Он долго сидел, размышляя о том, что я ему рассказал — а я рассказал все, — прежде чем назвал это «поруганием» здравого смысла, и все же, и все же… Существуют тайны, о которых люди могут только гадать, уходящие в глубь веков и раскрывающиеся лишь частично. Неужели теперь мы столкнулись с чем-то подобным?
Кейн встал и начал ходить по комнате — привычка, позаимствованная у Россетти, — сжимая при этом револьвер в кармане.

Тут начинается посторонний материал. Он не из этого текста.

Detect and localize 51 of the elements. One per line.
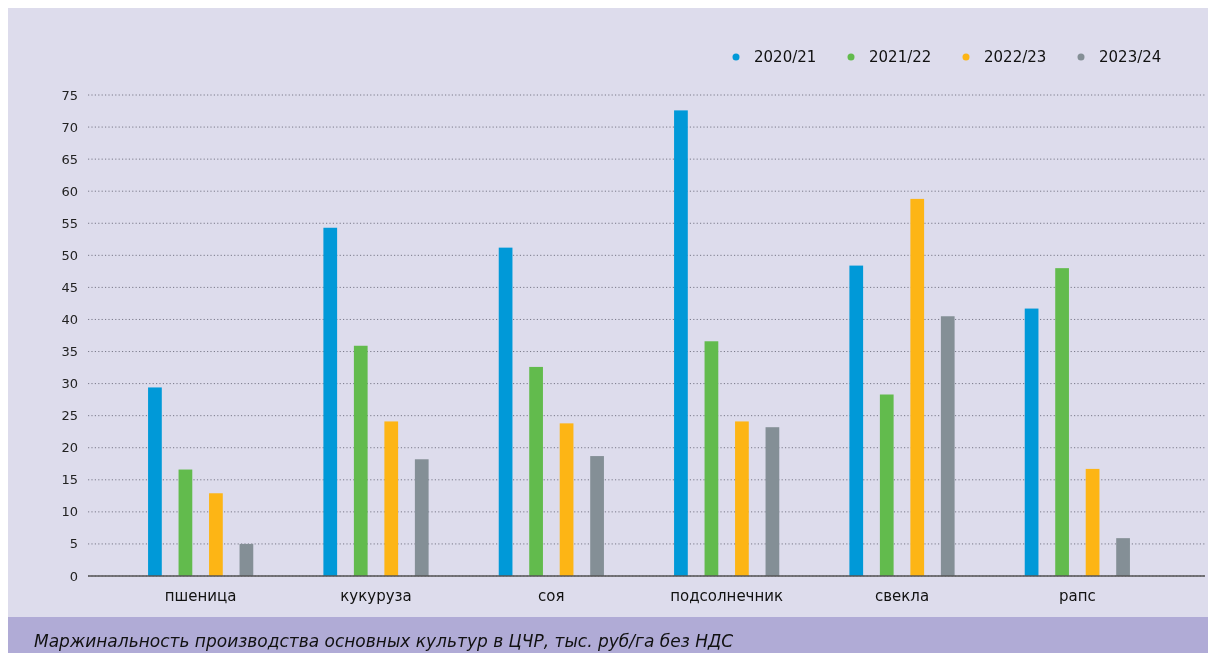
bar — [940, 316, 955, 576]
legend-label: 2023/24 — [1099, 48, 1162, 67]
bar — [529, 366, 543, 576]
bar — [323, 227, 338, 576]
y-tick-label: 20 — [61, 440, 78, 456]
y-tick-label: 10 — [61, 504, 78, 520]
legend-label: 2020/21 — [754, 48, 817, 67]
y-tick-label: 40 — [61, 312, 78, 328]
x-tick-label: рапс — [1058, 587, 1096, 606]
bar — [910, 198, 925, 576]
bar — [849, 265, 864, 576]
bar — [384, 421, 399, 576]
x-tick-label: пшеница — [164, 587, 237, 606]
y-tick-label: 0 — [69, 568, 78, 584]
y-tick-label: 60 — [61, 183, 78, 199]
y-tick-label: 75 — [61, 87, 78, 103]
bar — [1085, 468, 1100, 576]
bar — [353, 345, 368, 576]
legend-label: 2021/22 — [869, 48, 932, 67]
bar — [414, 459, 429, 576]
bar — [735, 421, 749, 576]
legend-label: 2022/23 — [984, 48, 1047, 67]
x-tick-label: подсолнечник — [670, 587, 784, 606]
bar — [1116, 538, 1130, 576]
y-tick-label: 45 — [61, 279, 78, 295]
bar — [704, 341, 719, 576]
bar — [590, 456, 604, 576]
bar — [1024, 308, 1039, 576]
y-tick-label: 50 — [61, 247, 78, 263]
y-tick-label: 15 — [61, 472, 78, 488]
bar — [559, 423, 574, 576]
bar — [239, 543, 254, 576]
y-tick-label: 55 — [61, 215, 78, 231]
x-tick-label: кукуруза — [340, 587, 412, 606]
bar — [178, 469, 193, 576]
y-tick-label: 5 — [69, 536, 78, 552]
y-tick-label: 30 — [61, 376, 78, 392]
text: Маржинальность производства основных культур в ЦЧР, тыс. руб/га без НДС — [34, 630, 734, 651]
bar — [765, 427, 780, 576]
x-tick-label: соя — [538, 587, 565, 606]
bar — [498, 247, 513, 576]
y-tick-label: 65 — [61, 151, 78, 167]
x-tick-label: свекла — [874, 587, 930, 606]
bar — [879, 394, 894, 576]
y-tick-label: 35 — [61, 344, 78, 360]
bar — [1055, 268, 1069, 576]
bar — [148, 387, 162, 576]
bar — [674, 110, 688, 576]
bar — [209, 493, 223, 576]
y-tick-label: 25 — [61, 408, 78, 424]
y-tick-label: 70 — [61, 119, 78, 135]
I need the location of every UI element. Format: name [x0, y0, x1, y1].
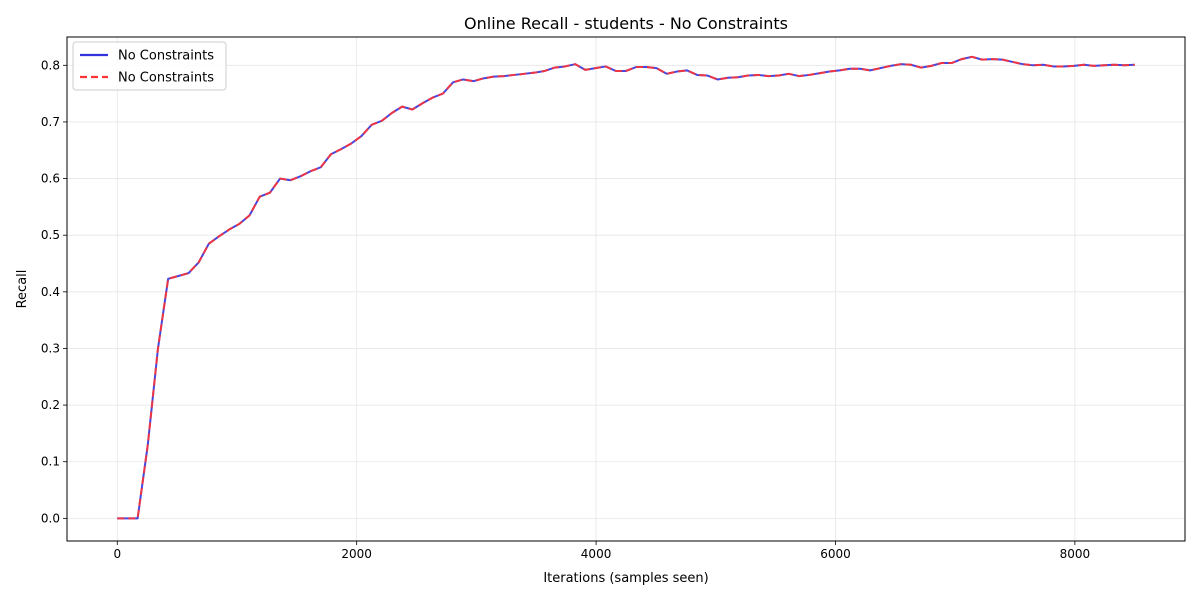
x-tick-label: 6000 [820, 547, 851, 561]
y-tick-label: 0.6 [41, 172, 60, 186]
x-tick-label: 0 [113, 547, 121, 561]
chart-title: Online Recall - students - No Constraint… [464, 14, 788, 33]
x-tick-label: 4000 [581, 547, 612, 561]
grid-layer [67, 37, 1185, 541]
legend-box [72, 41, 227, 91]
y-tick-label: 0.2 [41, 398, 60, 412]
legend-label-1: No Constraints [118, 49, 214, 64]
plot-frame [66, 36, 1186, 542]
series-line-1 [117, 55, 1135, 520]
y-tick-label: 0.3 [41, 341, 60, 355]
series-line-2 [117, 55, 1135, 520]
y-tick-label: 0.8 [41, 58, 60, 72]
y-tick-label: 0.5 [41, 228, 60, 242]
legend-label-2: No Constraints [118, 71, 214, 86]
x-tick-label: 2000 [341, 547, 372, 561]
legend: No Constraints No Constraints [72, 41, 227, 91]
y-tick-label: 0.7 [41, 115, 60, 129]
y-tick-label: 0.1 [41, 455, 60, 469]
y-axis-label: Recall [15, 270, 30, 309]
series-layer [117, 55, 1135, 520]
x-tick-label: 8000 [1060, 547, 1091, 561]
y-tick-label: 0.4 [41, 285, 60, 299]
tick-layer: 0 2000 4000 6000 8000 0.0 0.1 0.2 0.3 0.4 0.5 0.6 0.… [41, 58, 1090, 561]
y-tick-label: 0.0 [41, 511, 60, 525]
x-axis-label: Iterations (samples seen) [543, 571, 708, 586]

— Одержимость, говоришь? Это отсылает нас на грань разума, не так ли? Хотя, конечно, разум… ну, здесь главенствует не разум, ибо тут мы вступаем в совершенно иную область. И в конце концов, мы — люди, которые воображением зарабатывают себе на жизнь, — должны уметь совершенствоваться на этом пути, разве нет?
Потом он, как будто в такт биению сердца, несколько раз повторил: «О Брэм, о Брэм», пока наконец не вернулся на философскую стезю.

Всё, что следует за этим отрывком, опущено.